Lessons from Neuroscience for the Machine Learning Community in 2018
The field of machine learning (ML) is rapidly evolving, but it is not without common misconceptions. As of early 2018, several key aspects of the ML community were still plagued by outdated beliefs and practices. The purpose of this article is to provide insights from the recent meeting of the European Institute of Theoretical Neuroscience, which highlighted important lessons for the ML community.
The Technical Challenges and Realities in Machine Learning
Machine learning is often perceived as a mathematical endeavor, but this misconception is far from the truth. In reality, it is more about programming and data handling. Andrew Ng, a prominent figure in the field, echoed this sentiment: The model and the code for many applications are basically a solved problem. Now that the models have advanced to a certain point, we got to make the data work as well.
The majority of the job involves data sourcing and data cleansing, which is a more tedious process than model building. For structured data, classification and regression problems are frequently tackled with gradient boosting techniques such as XGBoost. As a machine learning engineer, this knowledge is invaluable and can help you stand out in the job market.
Biased Perspectives: From Paris to San Francisco
The author reflects on a recent meeting in Paris about Machine Intelligence Meets Neuroscience: What Can MI Learn from Neuroscience. Three key lessons emerged from the discussions:
1. Feedforward Limitations in Machine Learning
Neural networks in biology often use feedback mechanisms, which are crucial for interpreting data. This feedback provides a more comprehensive understanding of the context. Multi-input information theory could offer new insights into how feedback mechanisms work in biological systems.
2. Determinism and Algorithmic Computing
Biology defies determinism, as nothing in it is truly deterministic. Algorithmic computing, which underpins much of current machine learning, is thus limited when applied to real-world scenarios. Biological systems, on the other hand, use complex, non-deterministic processes that are not well-captured by current models.
3. Learning and Development in Biological Systems
Biological learning systems evolve over both evolutionary and developmental timescales. This means that systems designed with fixed architectures may not be suitable for all situations, particularly those that require adaptability like animals facing unforeseeable circumstances.
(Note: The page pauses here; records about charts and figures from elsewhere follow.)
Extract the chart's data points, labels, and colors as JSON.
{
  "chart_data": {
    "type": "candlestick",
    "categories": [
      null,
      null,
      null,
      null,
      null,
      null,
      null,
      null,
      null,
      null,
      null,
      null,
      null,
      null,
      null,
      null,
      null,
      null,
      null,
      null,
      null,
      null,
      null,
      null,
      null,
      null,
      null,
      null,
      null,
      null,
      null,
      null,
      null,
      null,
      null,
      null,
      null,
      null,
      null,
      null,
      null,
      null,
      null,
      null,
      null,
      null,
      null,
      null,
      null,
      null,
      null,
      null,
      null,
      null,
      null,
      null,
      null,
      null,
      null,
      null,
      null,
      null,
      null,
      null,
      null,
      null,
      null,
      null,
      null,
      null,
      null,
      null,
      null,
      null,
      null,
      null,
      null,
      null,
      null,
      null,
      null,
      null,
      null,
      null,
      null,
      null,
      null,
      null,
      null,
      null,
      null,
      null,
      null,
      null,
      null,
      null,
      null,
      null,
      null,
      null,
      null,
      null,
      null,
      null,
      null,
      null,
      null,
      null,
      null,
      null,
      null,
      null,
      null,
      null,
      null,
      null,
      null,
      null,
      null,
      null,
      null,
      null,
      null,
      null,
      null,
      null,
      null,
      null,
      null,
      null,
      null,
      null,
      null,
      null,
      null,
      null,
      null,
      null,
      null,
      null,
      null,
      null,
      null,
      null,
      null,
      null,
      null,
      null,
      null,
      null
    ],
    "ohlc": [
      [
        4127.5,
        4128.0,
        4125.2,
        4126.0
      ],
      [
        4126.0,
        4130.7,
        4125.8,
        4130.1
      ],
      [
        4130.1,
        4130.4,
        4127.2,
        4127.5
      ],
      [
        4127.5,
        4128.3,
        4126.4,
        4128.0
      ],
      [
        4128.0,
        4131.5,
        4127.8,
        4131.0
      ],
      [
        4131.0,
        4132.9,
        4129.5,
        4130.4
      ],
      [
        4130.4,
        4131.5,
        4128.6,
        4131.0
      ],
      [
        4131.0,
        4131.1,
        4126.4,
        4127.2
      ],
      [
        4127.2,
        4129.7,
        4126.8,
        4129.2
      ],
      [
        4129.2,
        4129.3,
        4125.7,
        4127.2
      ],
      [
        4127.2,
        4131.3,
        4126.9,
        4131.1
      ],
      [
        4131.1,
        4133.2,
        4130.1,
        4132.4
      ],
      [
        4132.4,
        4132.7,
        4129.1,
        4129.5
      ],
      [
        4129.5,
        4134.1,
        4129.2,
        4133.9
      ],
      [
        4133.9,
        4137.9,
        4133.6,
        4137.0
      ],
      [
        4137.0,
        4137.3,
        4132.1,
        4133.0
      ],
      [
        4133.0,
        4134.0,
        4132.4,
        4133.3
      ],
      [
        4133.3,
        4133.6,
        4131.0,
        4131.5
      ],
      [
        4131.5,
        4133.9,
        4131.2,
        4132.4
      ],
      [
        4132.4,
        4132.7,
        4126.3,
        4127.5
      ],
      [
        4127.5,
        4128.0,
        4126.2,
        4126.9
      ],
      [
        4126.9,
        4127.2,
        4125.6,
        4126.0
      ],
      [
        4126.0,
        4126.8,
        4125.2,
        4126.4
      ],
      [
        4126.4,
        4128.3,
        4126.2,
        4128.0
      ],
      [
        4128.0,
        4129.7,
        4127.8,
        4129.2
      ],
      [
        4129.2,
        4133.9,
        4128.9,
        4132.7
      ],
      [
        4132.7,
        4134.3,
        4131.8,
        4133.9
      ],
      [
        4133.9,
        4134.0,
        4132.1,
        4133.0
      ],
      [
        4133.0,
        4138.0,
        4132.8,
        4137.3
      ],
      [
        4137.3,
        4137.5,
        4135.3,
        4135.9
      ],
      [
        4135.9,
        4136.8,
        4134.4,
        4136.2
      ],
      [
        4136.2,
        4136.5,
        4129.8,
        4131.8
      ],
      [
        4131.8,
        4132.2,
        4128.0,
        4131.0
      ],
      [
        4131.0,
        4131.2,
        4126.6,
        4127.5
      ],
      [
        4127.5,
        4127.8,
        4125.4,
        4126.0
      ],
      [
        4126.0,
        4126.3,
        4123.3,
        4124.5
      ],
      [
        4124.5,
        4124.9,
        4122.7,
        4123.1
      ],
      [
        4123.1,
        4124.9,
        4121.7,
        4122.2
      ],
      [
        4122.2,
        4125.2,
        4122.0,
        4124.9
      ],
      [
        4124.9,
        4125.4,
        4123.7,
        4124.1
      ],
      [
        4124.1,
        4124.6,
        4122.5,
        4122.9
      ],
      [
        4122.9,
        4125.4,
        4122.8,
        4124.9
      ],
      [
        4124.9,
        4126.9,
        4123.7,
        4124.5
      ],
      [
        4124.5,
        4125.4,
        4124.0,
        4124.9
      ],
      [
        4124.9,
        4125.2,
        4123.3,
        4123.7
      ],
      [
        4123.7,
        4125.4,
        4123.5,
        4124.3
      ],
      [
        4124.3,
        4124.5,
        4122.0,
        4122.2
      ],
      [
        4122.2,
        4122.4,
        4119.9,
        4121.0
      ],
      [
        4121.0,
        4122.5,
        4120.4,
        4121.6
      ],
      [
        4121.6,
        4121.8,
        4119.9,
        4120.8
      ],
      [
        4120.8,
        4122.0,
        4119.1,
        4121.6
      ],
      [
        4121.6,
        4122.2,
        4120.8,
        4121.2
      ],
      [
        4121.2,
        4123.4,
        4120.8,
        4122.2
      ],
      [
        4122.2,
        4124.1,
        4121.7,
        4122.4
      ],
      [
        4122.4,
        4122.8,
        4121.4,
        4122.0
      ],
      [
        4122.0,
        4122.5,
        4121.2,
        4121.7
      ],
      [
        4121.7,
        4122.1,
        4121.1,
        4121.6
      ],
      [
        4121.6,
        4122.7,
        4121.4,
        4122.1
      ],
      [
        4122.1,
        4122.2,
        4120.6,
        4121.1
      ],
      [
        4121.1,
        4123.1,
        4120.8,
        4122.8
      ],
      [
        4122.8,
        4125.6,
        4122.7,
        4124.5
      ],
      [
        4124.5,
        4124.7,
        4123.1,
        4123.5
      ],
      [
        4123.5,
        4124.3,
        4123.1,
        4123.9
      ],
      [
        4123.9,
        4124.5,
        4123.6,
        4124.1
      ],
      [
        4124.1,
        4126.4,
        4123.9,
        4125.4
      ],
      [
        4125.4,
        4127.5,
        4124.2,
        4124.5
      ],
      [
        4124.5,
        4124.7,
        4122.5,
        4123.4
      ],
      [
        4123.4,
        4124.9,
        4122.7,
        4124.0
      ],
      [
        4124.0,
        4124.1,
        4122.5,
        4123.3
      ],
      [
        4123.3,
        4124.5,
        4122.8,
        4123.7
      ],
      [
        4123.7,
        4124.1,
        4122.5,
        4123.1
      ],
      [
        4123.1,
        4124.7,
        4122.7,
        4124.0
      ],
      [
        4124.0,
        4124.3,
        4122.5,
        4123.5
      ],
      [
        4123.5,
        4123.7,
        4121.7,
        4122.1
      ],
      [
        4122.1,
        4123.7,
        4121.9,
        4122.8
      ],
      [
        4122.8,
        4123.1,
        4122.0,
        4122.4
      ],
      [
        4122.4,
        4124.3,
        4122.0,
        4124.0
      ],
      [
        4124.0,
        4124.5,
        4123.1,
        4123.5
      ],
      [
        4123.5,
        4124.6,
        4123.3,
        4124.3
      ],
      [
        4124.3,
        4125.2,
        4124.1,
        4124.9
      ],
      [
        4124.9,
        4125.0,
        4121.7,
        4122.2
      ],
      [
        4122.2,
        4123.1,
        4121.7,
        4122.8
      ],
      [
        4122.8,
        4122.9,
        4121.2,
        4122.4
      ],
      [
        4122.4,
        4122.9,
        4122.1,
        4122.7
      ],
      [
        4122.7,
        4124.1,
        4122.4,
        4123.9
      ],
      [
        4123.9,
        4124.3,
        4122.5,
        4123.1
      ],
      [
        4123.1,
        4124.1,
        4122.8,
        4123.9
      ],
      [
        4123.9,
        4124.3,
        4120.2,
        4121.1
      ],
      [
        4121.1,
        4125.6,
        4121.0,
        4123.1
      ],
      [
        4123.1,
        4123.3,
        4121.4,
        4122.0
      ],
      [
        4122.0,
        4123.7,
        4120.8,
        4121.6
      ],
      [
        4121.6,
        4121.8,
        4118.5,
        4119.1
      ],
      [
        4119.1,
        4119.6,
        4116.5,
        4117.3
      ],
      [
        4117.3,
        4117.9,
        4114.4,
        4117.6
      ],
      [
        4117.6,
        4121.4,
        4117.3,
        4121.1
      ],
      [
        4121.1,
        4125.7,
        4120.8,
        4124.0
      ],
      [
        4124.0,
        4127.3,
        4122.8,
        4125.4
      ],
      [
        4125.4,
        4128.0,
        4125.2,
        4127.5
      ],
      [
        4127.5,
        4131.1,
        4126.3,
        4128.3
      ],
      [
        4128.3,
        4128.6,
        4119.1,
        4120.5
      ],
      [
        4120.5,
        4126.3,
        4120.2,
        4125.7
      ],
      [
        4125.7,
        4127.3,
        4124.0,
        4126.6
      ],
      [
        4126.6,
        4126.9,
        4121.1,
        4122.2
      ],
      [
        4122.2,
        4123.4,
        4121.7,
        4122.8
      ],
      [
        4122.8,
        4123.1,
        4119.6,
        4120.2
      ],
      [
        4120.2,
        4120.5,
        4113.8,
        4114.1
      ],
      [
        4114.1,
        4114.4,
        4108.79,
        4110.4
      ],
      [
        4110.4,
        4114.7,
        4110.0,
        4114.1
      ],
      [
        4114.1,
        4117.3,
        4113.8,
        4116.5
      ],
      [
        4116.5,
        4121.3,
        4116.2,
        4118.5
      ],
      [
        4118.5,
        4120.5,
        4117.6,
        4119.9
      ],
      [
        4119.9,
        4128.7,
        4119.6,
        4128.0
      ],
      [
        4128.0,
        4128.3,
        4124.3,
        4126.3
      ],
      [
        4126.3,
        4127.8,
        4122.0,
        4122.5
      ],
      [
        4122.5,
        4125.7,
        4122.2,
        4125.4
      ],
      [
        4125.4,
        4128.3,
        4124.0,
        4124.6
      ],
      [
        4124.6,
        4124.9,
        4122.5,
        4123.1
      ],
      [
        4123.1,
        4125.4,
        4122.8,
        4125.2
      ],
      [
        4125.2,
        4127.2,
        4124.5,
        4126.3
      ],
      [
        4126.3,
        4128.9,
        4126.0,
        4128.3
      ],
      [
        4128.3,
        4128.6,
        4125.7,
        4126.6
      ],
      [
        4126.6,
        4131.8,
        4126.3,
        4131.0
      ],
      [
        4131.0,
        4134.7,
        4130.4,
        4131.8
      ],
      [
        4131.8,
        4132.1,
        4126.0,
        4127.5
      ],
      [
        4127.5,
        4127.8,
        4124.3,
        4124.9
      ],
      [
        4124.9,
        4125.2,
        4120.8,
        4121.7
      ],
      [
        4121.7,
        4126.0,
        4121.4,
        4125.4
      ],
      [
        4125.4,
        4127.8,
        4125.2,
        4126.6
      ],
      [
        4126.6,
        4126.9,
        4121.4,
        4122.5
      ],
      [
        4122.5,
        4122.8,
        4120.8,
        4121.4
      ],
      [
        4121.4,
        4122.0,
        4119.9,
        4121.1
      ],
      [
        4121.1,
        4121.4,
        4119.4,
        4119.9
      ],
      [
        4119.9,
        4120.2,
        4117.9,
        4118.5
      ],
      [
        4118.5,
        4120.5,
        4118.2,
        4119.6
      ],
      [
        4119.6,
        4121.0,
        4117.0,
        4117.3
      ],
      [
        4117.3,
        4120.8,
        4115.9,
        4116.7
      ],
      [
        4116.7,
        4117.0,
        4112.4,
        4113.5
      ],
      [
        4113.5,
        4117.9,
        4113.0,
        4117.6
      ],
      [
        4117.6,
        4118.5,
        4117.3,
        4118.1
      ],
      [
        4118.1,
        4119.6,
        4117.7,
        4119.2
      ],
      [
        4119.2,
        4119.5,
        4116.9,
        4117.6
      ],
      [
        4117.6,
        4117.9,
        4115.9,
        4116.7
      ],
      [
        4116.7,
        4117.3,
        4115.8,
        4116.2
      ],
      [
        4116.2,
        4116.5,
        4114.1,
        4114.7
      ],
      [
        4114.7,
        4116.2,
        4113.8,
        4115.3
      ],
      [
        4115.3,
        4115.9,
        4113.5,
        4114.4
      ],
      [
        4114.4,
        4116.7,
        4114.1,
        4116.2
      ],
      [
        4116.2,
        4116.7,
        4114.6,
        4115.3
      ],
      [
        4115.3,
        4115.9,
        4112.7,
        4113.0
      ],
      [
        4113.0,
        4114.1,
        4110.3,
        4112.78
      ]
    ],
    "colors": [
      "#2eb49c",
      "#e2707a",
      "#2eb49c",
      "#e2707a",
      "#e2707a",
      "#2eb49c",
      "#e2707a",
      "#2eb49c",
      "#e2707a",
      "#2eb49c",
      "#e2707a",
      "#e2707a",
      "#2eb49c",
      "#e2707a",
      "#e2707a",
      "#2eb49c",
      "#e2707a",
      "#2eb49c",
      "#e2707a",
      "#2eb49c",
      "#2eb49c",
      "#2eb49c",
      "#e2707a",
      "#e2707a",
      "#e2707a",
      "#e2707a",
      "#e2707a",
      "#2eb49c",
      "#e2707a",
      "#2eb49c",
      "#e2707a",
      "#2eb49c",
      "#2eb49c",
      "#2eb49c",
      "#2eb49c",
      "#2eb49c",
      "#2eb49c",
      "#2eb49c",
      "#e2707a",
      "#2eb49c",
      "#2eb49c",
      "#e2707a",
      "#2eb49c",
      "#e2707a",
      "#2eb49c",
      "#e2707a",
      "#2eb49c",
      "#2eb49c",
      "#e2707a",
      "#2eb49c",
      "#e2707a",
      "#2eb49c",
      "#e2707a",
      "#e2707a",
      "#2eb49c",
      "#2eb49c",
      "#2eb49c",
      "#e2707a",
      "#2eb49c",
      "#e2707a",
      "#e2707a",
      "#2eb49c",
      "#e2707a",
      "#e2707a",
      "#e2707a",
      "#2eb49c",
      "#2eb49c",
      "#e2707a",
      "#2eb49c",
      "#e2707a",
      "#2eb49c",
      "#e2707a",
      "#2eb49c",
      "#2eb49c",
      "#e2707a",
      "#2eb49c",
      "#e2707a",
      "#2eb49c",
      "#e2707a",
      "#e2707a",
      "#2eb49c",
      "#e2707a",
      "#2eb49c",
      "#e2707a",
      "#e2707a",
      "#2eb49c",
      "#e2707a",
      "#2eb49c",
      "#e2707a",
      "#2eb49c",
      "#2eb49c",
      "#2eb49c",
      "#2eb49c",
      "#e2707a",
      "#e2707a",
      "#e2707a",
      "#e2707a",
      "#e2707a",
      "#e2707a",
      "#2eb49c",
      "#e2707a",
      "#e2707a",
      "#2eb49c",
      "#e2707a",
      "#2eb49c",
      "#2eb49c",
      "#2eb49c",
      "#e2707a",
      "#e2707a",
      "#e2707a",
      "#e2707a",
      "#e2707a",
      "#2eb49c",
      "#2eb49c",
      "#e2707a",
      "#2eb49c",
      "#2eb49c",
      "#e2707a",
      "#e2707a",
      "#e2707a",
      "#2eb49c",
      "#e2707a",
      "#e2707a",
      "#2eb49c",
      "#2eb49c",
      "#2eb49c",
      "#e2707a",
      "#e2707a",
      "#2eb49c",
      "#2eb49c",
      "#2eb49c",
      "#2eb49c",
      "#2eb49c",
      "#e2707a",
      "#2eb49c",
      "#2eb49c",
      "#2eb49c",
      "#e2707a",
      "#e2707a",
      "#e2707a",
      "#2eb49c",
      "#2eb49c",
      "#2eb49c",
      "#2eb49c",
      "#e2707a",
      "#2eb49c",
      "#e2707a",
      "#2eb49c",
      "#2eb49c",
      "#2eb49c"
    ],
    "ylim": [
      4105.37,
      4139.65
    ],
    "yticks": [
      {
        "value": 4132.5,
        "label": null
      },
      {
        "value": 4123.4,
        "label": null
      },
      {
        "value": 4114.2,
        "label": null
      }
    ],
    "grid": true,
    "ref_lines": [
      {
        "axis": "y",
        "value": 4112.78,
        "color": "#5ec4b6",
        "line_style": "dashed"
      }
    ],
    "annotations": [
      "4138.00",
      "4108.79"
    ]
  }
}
Machine learning models might benefit from more flexible, development-oriented approaches.
4. The Utility of Spiking Neurons
Biological neural networks often use spiking neurons for efficient information coding. This can help reduce power consumption, which is particularly important for silicon-based systems. Spiking neurons also offer a more rapid and efficient way of coding information.
5. Locality of Learning Rules
Modern versions of back-propagation (BP) are non-local, whereas early versions were local. The biological system might be able to leverage faster, local learning rules combined with slower, non-local rules for tasks that require a balance between speed and accuracy.
6. Neuromorphic Systems and Memristor Technology
Neuromorphic systems are designed to mimic the structure and function of biological neurons. There are two types of neuromorphic systems: Spinnaker, a parallel digital computer, and FACETS-based analogue neural network systems. These systems can provide new design spaces for machine learning, although implementing new neuromorphic chips remains challenging.
To conclude, the insights from the meeting indicate that there are many possibilities for machine learning to learn from neuroscience. However, it is challenging to predict which will be most useful in the long term. The future of autonomous thinking machines from the blend of machine learning and neuroscience remains a distant dream, but it is an exciting area with immense potential.
For those serious about learning machine learning, the job prospects and salaries are promising. However, the barrier to entry is high, and only a determined few will succeed. This article aims to inspire and inform those in the ML community, providing a realistic yet optimistic view of the field's future.